Kevin Kuehner knows that a vehicle can mean more than simply steel and rubber.

Kuehner, of Kunkletown, is a devotee of all things with wheels, especially his 1949 Chevrolet pick-up. The truck is a family hand-me-down.

His great-grandfather, Samuel Kuehner of Kunkletown, bought it brand new and drove it until he couldn't anymore. Then the truck went to Kermit Kuehner, Samuel's oldest son, who drove it until 1992. Kevin "bought" it from his great-uncle (now deceased) in 1992, "in pretty good condition. It only had 36,000 original miles on it," he says.

It sat in his dad's (Burdell Kuehner, Jr.) garage up until about three months ago. When he and fiance Tanya Frank, the daughter of Naomi Frank of Coaldale and the late Ronald Frank, decided to get married, he knew he wanted the truck as part of the wedding.

"I couldn't have my great uncle Kermit at the wedding, but I could have his truck," says Kevin.

Kevin and Kermit were very close. During Kevin's growing up years, they spent time together berry-picking, cutting fire wood and keeping the family farm's wood rows clean.

Kevin laughs when he says, "Everyone knew Kermit. He never drove more than 30 mph. I have a lot of good memories of him."

It became a labor of love for Kevin to restore his beloved vehicle in time for his June 12 wedding. Word got out and he received a lot of helping hands in the frame-up restoration. James Meckes did all the body work and painted it a beautiful forest green. Kerry Smith did the sand blasting.

Some of Kevin's students from his Carbon County Technical Institute classes came by to help. Kevin is the machine shop instructor at CCTI.

The wood floor boards of the truck's bed came from trees on the family's property, milled by Kevin's brother, Kenny Kuehner.

Three weeks before the wedding, there was some question of whether or not the truck would be ready. The frame was in one place, the cab and bed at the paint booth, the engine someplace else and the doors in a body shop in Coaldale.

While Kevin was working hard on restoring the wedding truck, Tanya and her future mother-in-law, Cindy Kuehner, were putting together the rest of the wedding, with Cindy making all the gowns for the bride, bridesmaids and flower girls.

All the bouquets, invitations, church bulletins and reception centerpieces were handmade as well.

For a surprise for Kevin, Tanya had their friend, Woody George, put together a plastic model Chevy truck replica of Kevin's truck, which was the topper of the groom's cake at the reception.
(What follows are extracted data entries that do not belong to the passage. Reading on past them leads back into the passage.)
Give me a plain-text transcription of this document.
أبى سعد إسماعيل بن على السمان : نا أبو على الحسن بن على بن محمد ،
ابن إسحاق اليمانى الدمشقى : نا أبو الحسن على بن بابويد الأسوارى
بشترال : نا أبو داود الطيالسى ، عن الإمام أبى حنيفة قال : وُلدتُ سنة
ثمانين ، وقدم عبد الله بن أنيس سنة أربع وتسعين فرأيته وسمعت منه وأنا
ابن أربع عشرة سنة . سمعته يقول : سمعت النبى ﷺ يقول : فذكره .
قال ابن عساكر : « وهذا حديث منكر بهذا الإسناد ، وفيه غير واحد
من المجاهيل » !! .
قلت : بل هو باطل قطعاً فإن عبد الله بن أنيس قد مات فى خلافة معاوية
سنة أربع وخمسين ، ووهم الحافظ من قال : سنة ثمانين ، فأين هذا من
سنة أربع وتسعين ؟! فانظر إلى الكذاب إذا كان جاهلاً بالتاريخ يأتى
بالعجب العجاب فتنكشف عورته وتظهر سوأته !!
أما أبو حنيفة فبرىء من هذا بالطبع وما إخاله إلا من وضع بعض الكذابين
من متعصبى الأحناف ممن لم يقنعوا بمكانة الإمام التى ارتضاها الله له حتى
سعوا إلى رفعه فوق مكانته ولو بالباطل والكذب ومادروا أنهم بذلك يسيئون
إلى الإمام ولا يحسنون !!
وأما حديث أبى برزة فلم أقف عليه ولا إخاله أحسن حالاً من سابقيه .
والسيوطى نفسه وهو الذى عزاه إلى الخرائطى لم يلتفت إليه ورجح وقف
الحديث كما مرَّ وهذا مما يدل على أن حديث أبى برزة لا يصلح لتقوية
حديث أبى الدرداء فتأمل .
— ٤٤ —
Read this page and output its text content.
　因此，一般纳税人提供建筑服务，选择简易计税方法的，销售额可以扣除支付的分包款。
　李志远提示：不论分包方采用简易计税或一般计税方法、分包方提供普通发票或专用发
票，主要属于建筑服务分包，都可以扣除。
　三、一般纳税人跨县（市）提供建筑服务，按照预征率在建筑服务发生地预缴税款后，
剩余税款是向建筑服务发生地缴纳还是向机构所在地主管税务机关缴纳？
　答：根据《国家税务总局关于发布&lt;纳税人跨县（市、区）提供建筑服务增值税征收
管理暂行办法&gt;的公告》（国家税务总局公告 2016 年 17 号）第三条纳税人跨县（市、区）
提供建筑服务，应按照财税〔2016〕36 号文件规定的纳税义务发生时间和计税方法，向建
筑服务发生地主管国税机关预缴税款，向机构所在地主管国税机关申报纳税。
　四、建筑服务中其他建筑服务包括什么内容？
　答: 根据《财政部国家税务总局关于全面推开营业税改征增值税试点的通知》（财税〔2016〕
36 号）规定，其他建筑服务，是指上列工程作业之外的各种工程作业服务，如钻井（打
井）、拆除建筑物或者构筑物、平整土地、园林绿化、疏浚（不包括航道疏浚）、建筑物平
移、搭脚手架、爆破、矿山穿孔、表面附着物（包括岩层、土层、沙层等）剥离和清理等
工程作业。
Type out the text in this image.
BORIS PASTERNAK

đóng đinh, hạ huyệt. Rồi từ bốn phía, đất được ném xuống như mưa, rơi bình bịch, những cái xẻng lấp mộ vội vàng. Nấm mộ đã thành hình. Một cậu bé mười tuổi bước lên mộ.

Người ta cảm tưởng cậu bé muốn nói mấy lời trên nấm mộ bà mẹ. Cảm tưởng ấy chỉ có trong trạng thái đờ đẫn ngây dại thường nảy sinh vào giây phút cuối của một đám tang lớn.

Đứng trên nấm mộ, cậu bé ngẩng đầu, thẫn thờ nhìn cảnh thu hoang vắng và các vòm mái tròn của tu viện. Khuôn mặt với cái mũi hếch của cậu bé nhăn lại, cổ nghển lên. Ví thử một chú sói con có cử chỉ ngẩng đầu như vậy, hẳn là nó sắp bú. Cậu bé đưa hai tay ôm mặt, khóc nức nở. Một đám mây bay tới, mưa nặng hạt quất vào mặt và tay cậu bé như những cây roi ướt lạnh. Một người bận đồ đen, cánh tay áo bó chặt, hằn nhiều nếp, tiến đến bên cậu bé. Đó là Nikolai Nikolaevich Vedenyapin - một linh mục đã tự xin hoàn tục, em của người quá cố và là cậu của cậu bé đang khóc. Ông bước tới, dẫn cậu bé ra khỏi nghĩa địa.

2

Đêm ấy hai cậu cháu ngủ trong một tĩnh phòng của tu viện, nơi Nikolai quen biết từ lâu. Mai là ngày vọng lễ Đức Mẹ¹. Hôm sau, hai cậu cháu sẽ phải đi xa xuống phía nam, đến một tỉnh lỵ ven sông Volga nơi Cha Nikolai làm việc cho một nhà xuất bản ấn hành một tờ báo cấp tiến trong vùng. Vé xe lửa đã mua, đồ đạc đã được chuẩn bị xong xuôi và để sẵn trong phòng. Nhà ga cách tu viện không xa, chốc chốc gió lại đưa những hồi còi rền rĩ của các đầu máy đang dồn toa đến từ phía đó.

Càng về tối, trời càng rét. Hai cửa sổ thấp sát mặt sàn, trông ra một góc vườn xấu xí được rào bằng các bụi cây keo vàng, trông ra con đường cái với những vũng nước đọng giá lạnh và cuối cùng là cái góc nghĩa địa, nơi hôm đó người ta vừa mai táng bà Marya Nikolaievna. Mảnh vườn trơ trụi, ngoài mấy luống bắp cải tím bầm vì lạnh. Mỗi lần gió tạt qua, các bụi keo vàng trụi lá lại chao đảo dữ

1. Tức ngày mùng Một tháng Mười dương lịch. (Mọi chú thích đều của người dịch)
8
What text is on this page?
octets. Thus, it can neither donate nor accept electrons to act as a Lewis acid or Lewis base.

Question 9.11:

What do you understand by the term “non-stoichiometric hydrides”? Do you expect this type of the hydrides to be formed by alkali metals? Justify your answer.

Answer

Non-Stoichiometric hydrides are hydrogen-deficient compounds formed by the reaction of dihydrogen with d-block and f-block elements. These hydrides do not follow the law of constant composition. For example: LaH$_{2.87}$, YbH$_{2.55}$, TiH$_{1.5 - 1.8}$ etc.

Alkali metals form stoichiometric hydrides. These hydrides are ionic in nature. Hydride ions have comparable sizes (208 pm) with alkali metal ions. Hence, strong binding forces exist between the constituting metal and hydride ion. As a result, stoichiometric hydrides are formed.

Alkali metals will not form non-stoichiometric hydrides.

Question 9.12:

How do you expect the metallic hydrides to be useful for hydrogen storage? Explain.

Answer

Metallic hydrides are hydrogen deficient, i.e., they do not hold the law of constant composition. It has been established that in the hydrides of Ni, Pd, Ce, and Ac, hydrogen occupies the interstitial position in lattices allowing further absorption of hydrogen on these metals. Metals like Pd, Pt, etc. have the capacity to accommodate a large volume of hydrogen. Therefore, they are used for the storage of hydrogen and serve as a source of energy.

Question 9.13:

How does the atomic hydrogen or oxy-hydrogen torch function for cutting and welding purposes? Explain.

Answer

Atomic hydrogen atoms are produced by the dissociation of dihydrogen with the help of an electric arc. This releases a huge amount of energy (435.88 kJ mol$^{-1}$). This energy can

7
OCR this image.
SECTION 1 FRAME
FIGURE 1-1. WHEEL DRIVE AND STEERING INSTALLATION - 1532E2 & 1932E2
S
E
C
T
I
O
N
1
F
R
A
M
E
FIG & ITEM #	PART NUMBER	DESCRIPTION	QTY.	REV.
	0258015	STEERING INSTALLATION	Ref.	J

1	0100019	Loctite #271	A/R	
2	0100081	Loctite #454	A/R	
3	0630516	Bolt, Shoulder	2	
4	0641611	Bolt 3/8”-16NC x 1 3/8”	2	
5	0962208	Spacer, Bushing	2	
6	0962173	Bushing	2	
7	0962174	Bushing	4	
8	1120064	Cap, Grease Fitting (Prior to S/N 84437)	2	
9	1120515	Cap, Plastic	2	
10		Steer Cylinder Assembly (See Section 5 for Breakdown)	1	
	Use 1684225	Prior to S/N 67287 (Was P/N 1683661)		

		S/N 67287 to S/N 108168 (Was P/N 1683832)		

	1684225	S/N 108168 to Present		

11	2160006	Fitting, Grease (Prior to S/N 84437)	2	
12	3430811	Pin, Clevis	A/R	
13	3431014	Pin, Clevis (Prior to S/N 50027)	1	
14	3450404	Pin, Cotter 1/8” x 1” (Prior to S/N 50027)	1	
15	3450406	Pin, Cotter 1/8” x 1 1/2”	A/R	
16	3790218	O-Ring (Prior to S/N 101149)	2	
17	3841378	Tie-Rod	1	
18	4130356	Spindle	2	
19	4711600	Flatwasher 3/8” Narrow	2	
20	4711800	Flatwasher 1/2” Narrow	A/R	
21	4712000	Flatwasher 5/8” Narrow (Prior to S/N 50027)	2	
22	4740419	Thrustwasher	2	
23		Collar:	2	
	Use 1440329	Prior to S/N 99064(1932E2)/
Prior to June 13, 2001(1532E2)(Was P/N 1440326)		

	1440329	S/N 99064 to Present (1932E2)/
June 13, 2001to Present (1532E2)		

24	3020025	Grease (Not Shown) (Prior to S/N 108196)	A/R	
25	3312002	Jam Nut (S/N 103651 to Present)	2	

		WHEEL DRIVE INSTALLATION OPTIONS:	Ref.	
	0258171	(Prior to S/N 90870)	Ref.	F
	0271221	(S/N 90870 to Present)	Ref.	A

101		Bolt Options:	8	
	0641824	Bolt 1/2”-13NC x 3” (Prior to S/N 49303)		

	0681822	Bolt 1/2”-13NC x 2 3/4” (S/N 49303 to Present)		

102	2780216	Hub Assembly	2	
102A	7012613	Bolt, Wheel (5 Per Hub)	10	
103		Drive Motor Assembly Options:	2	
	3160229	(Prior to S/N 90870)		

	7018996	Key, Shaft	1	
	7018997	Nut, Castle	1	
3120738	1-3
The night of Kevin's bachelor party found him and his buddies "celebrating" in his dad's garage putting the truck pieces all together.

They got the job done and the wedding day went off without a hitch. After the ceremony at St. Matthew's UCC in Kunkletown where Tanya, her son, Taden Dunbar, and Kevin are members, as the wedding guests and Tanya left the church, they saw for the first time the gleaming green Chevy pick-up waiting to take the new Mr. and Mrs. for its first ride.

Tin cans trailed behind it and as a gift from the groom's father, a new wooden headboard on the bed of the truck proclaimed "Just Hitched."

Also waiting for the wedding party were four shined-up antique John Deere tractors. Two are owned by Burdell and the other two are owned by Howard Hummel, both men and Kevin are members of the Pocono Old Tyme Farm Equipment Association.

One John Deere pulled a large hay wagon with the bridal party aboard. The other three acted as escorts for the whole wedding procession to the Kuhenbeaker farm for wedding pictures.

"I grew up with tractors. I've always worked on them. It just seemed right that they'd be a part of my wedding," says Kevin.

Tanya and Kevin are graduates of Carbon County Area Vocational Technical School.

Tanya is the payroll administrator for Kovatch. It was while Kevin also worked at Kovatch that they began dating. Kevin is now the machine shop instructor at CCTI.

"I not only married a good guy, but I gained a whole wonderful family," says Tanya.

And as for the '49 pick-up ... well, that is part of the family, too.